As Covid 19 result I lost my job and during 1.5 years continue to be in the same state. My former PhD student contacted one big pharmaceutical company, which needs to find a way how to measure small concentrations of API, Active Pharmaceutical Ingredient. He didn't find such a method and recommended me as a researcher who potentially can solve such a task. The company told me that if I'll find such a method, they will provide financial support and I will have at least a temporary job. I found that this is possible by the analysis of a luminescent image. The goal of such work is to determine unknown API concentration.

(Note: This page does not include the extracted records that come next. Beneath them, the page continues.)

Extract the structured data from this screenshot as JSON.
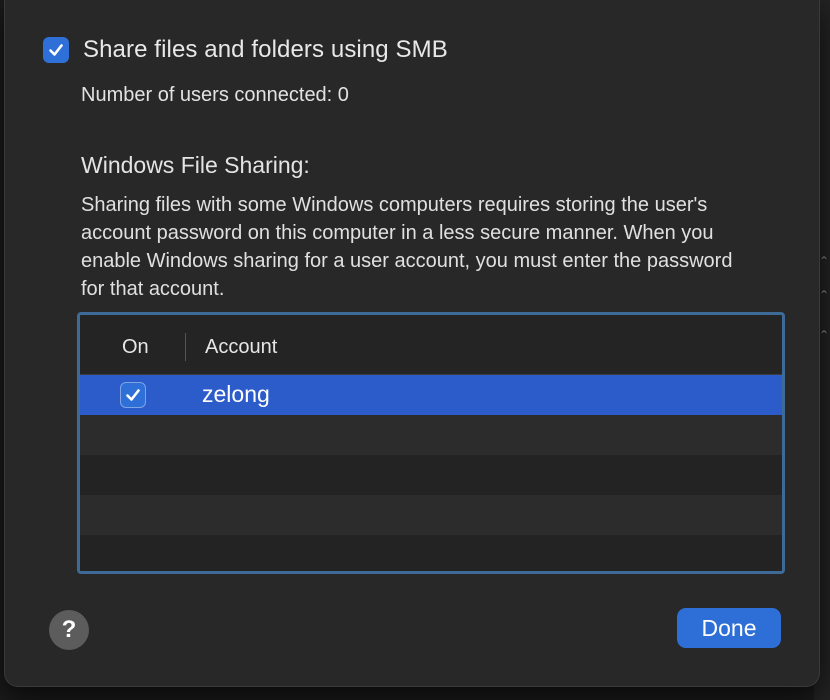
{
  "smb": {
    "checkbox_label": "Share files and folders using SMB",
    "checked": true,
    "users_connected": "Number of users connected: 0"
  },
  "windows_sharing": {
    "title": "Windows File Sharing:",
    "description": "Sharing files with some Windows computers requires storing the user's account password on this computer in a less secure manner. When you enable Windows sharing for a user account, you must enter the password for that account."
  },
  "table": {
    "columns": [
      "On",
      "Account"
    ],
    "rows": [
      {
        "on": true,
        "account": "zelong",
        "selected": true
      }
    ]
  },
  "buttons": {
    "help_label": "?",
    "done_label": "Done"
  },
  "colors": {
    "accent": "#2d6fd6",
    "selection": "#2c5cc9",
    "sheet_background": "#282828",
    "table_focus_ring": "#3d6a96"
  },
  "icons": {
    "checkbox_check": "checkmark-icon",
    "help": "question-mark-icon"
  }
}
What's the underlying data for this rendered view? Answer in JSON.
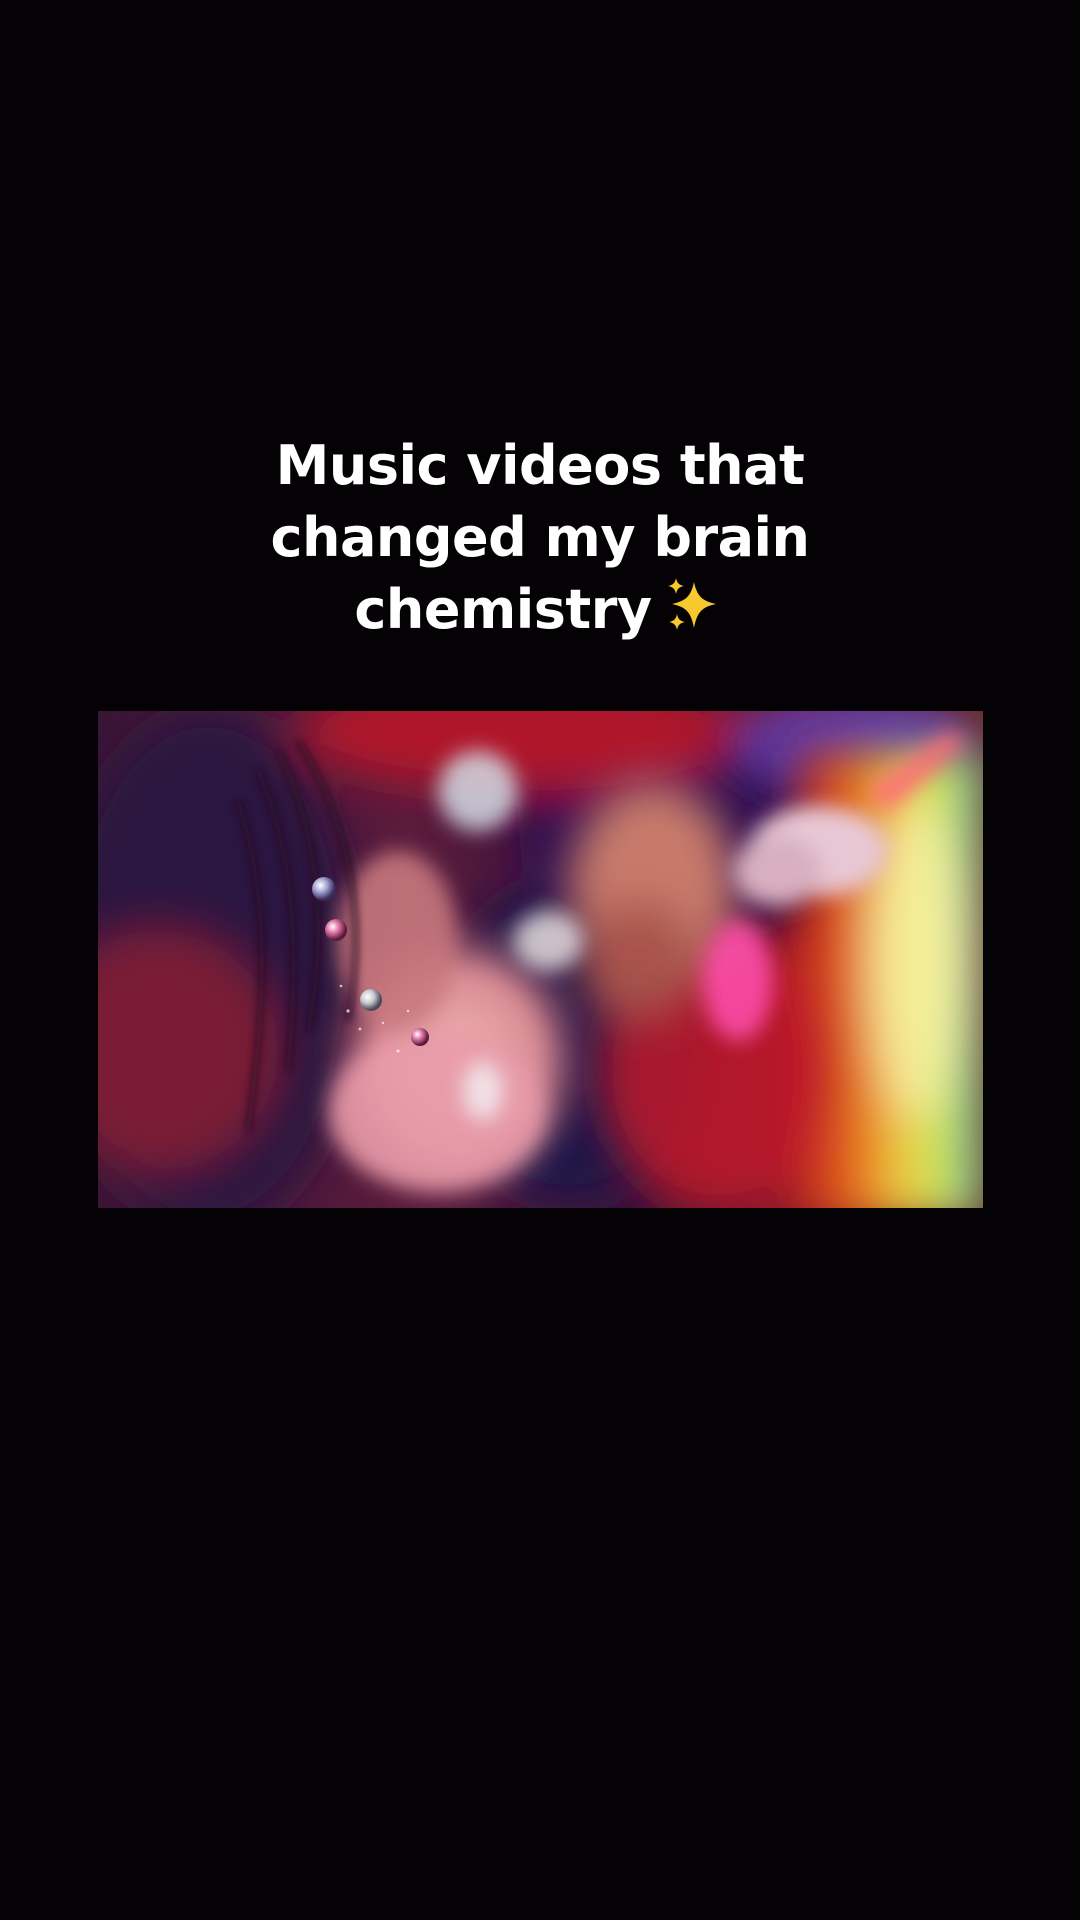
{
  "caption": {
    "lines": [
      "Music videos that",
      "changed my brain",
      "chemistry"
    ]
  },
  "icons": {
    "caption_emoji": "sparkles-icon"
  },
  "video": {
    "description_colors": {
      "accent_yellow": "#f2e64a",
      "accent_pink": "#ff4fb0",
      "accent_red": "#d8202c",
      "shadow_purple": "#3a1a4e"
    }
  }
}
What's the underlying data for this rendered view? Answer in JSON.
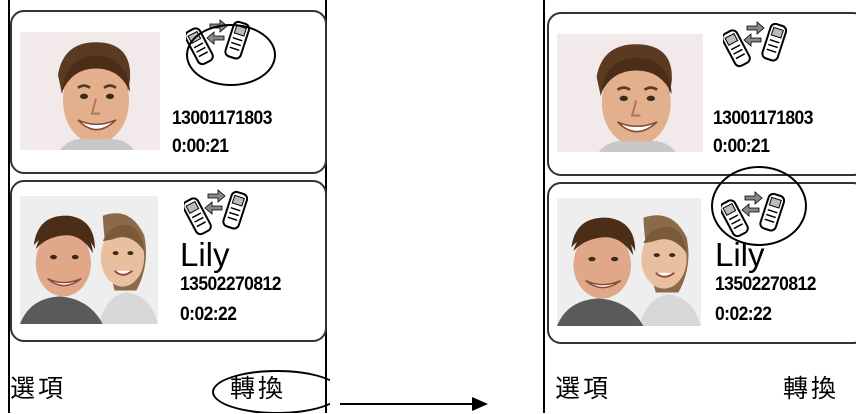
{
  "before": {
    "calls": [
      {
        "number": "13001171803",
        "duration": "0:00:21",
        "photo": "man-portrait",
        "status_icon": "call-transfer-icon-active"
      },
      {
        "name": "Lily",
        "number": "13502270812",
        "duration": "0:02:22",
        "photo": "couple-portrait",
        "status_icon": "call-transfer-icon"
      }
    ],
    "softkeys": {
      "left": "選項",
      "right": "轉換"
    }
  },
  "after": {
    "calls": [
      {
        "number": "13001171803",
        "duration": "0:00:21",
        "photo": "man-portrait",
        "status_icon": "call-transfer-icon"
      },
      {
        "name": "Lily",
        "number": "13502270812",
        "duration": "0:02:22",
        "photo": "couple-portrait",
        "status_icon": "call-transfer-icon-active"
      }
    ],
    "softkeys": {
      "left": "選項",
      "right": "轉換"
    }
  },
  "colors": {
    "ink": "#000000",
    "card_border": "#333333",
    "photo_bg": "#f0e8e8"
  }
}
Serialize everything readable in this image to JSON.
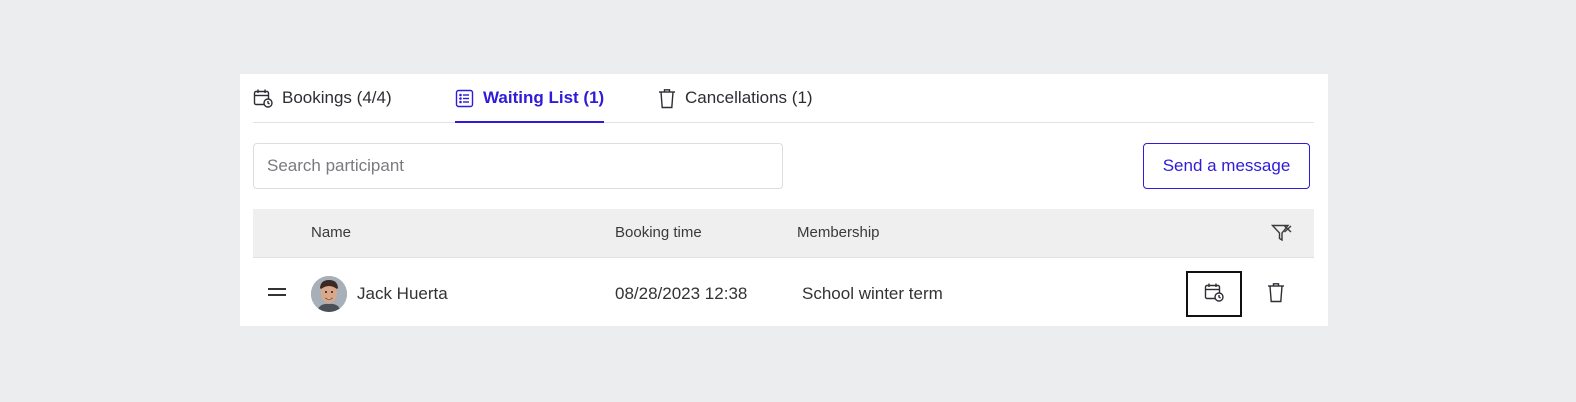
{
  "tabs": [
    {
      "label": "Bookings (4/4)",
      "icon": "calendar-clock-icon",
      "active": false
    },
    {
      "label": "Waiting List (1)",
      "icon": "list-icon",
      "active": true
    },
    {
      "label": "Cancellations (1)",
      "icon": "trash-icon",
      "active": false
    }
  ],
  "search": {
    "placeholder": "Search participant",
    "value": ""
  },
  "actions": {
    "send_message_label": "Send a message"
  },
  "table": {
    "columns": [
      "Name",
      "Booking time",
      "Membership"
    ],
    "rows": [
      {
        "name": "Jack Huerta",
        "booking_time": "08/28/2023 12:38",
        "membership": "School winter term"
      }
    ]
  },
  "colors": {
    "accent": "#2f1bd9",
    "background": "#ecedef",
    "header_bg": "#efefef"
  }
}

As you already know, this is possible to find a, b zones responsible for corresponding luminescence image. I prefer to make API separation into 3D ab space, not into 4D rgb one. It is difficult to imagine how to realize it correctly and conveniently inside it? Next step, I need to create a mask, corresponded to API location on a real image. This is the reason why I'm searching ab to rgb transfer. And the ratio of the mask size to total image size will give me concentration.

But this sad story is not finished, the company employee who initiates this project is laid off from the pharmaceutical company and pass it to somebody else, who seems not too interested in its further development.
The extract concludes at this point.